Wednesday, July 15, 2015

New Cycle

"It's great to see you! Come in," she said, greeting me at the door.  She gave me a hug, pressed her forehead against mine, and held my hand as she led me into the house.  Everything looked familiar in the afternoon light.  Fresh flowers were on the table, portraits and art hung on the walls, and wood furniture glowed.  "Thank you for coming to see me.  I don't get many visitors these days, and, well," she enthused, then her voice drifted.

"Where is he? I'd like to say hi," I offered.  She looked at me with a small smile, took my hand, and led me to the kitchen where I saw him seated at the dining table, looking out the window with his back to me.  I let go of her hand and seated myself next to him and looked out, too.  I turned to him.

"Hi, Dad, what's new?"

He turned his head, looked at me and smiled, and said, "Well, hello there.  A nice day out, don't you think?  I love watching the day.  Birds and deer keep coming in so I need to keep watch."  He peered at me.  "Dad? you called me dad?"
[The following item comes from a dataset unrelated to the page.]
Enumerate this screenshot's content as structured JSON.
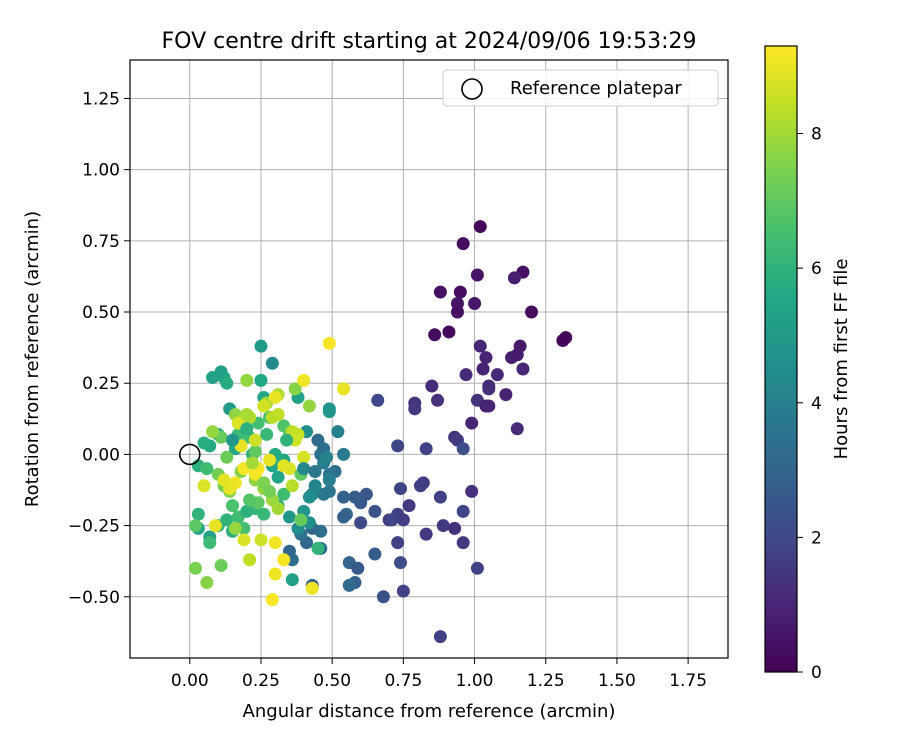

"Yeah, hi, you're my dad."  I put my hand on his shoulder and kissed him on the cheek.  "Glad to see you're enjoying the day.  Excuse me a moment?"  I rose slowly and walked into the next room and looked out another window at the same view he was watching.  I glanced across the open door and saw he resumed his gaze out the window.
...

"It was not easy, a while ago," she said, as she speared her salad greens, trying unsuccessfully to stack them on the fork.  She put the fork down.  A gentle warm breeze brought the scent of heavy lavender to our backyard table.  "But that's because I kept expecting him to act as he was before," she hung quotes in the air with two fingers of both hands.

"I really didn't think you would stay.  It was really difficult between you," I said quietly.
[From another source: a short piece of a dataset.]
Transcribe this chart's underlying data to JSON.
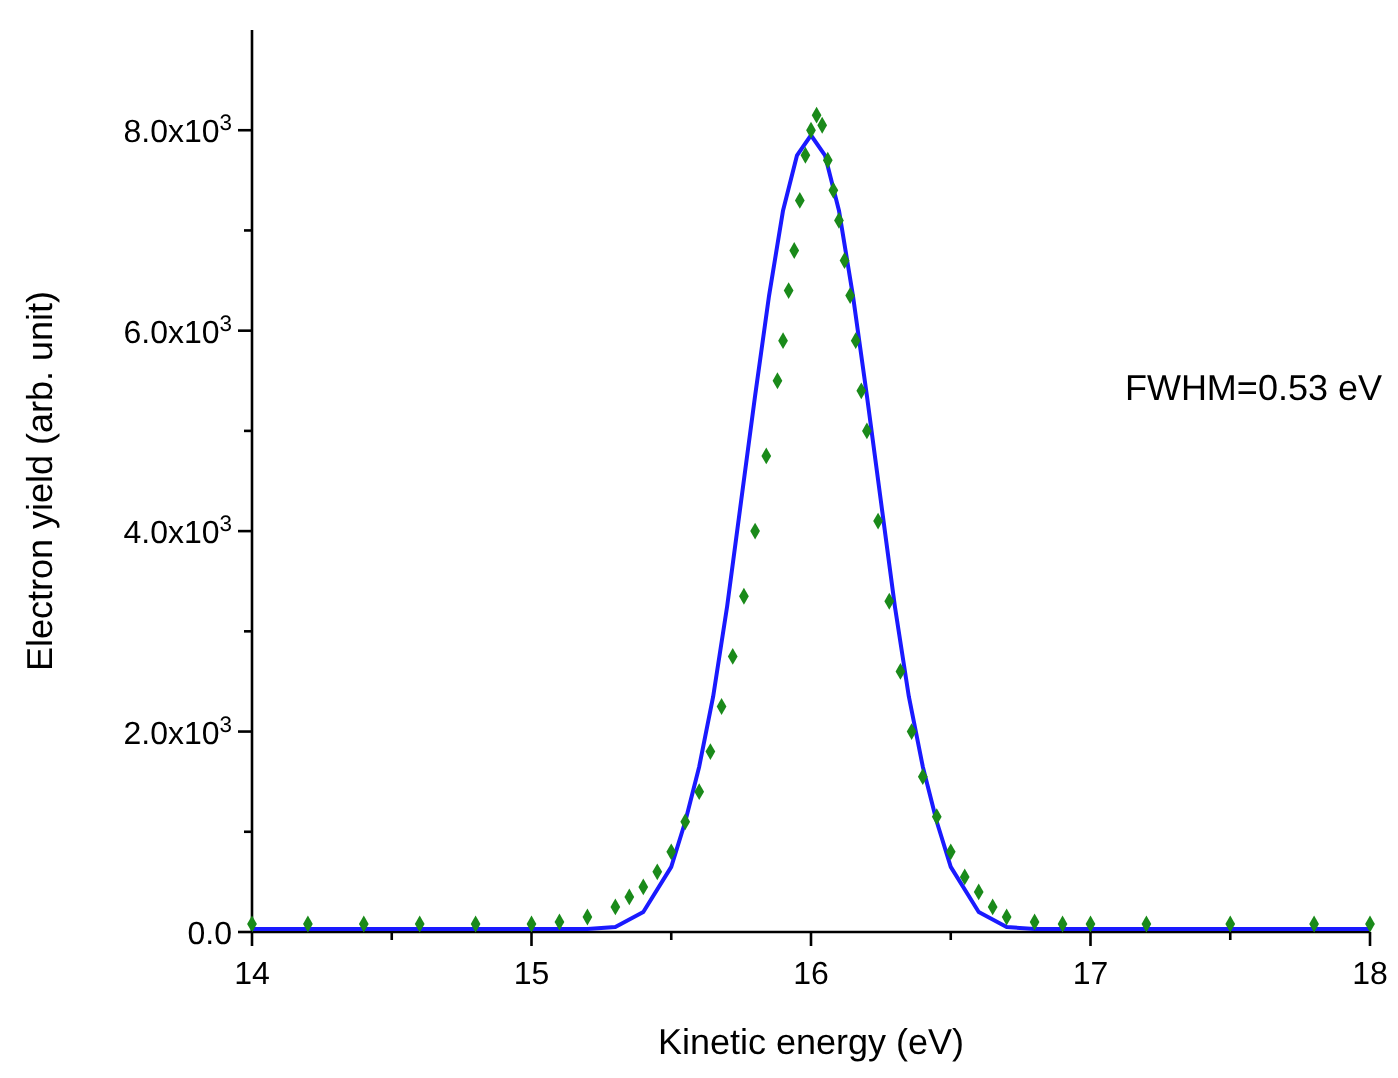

She looked at me with steady eyes.  "There are always challenges.  It's in how you treat them.  I've learned that eventually things pass, and it's easier to let them pass.  Don't have to forgive or forget, don't have to be a doormat, either.  The best thing I learned to do was to be kind to myself.  No one else was going to give me that space.  I learned that over time."

"And yeah, I didn't think I would stay, either.  I did not intend to."  She paused and looked up at the window where he was likely looking out.  "But it was clear that he was changing, and not for a good reason.  So I stayed.   He used to be out all the time, on demand," the quotes were hung in the air again.  "But there are no more calls, no more errands out.  They've gone, and frankly he's gone too, and yet he remains here."  She looked calmly at me.  "This is where part of him landed.  I tend.  And that's what I'm still doing."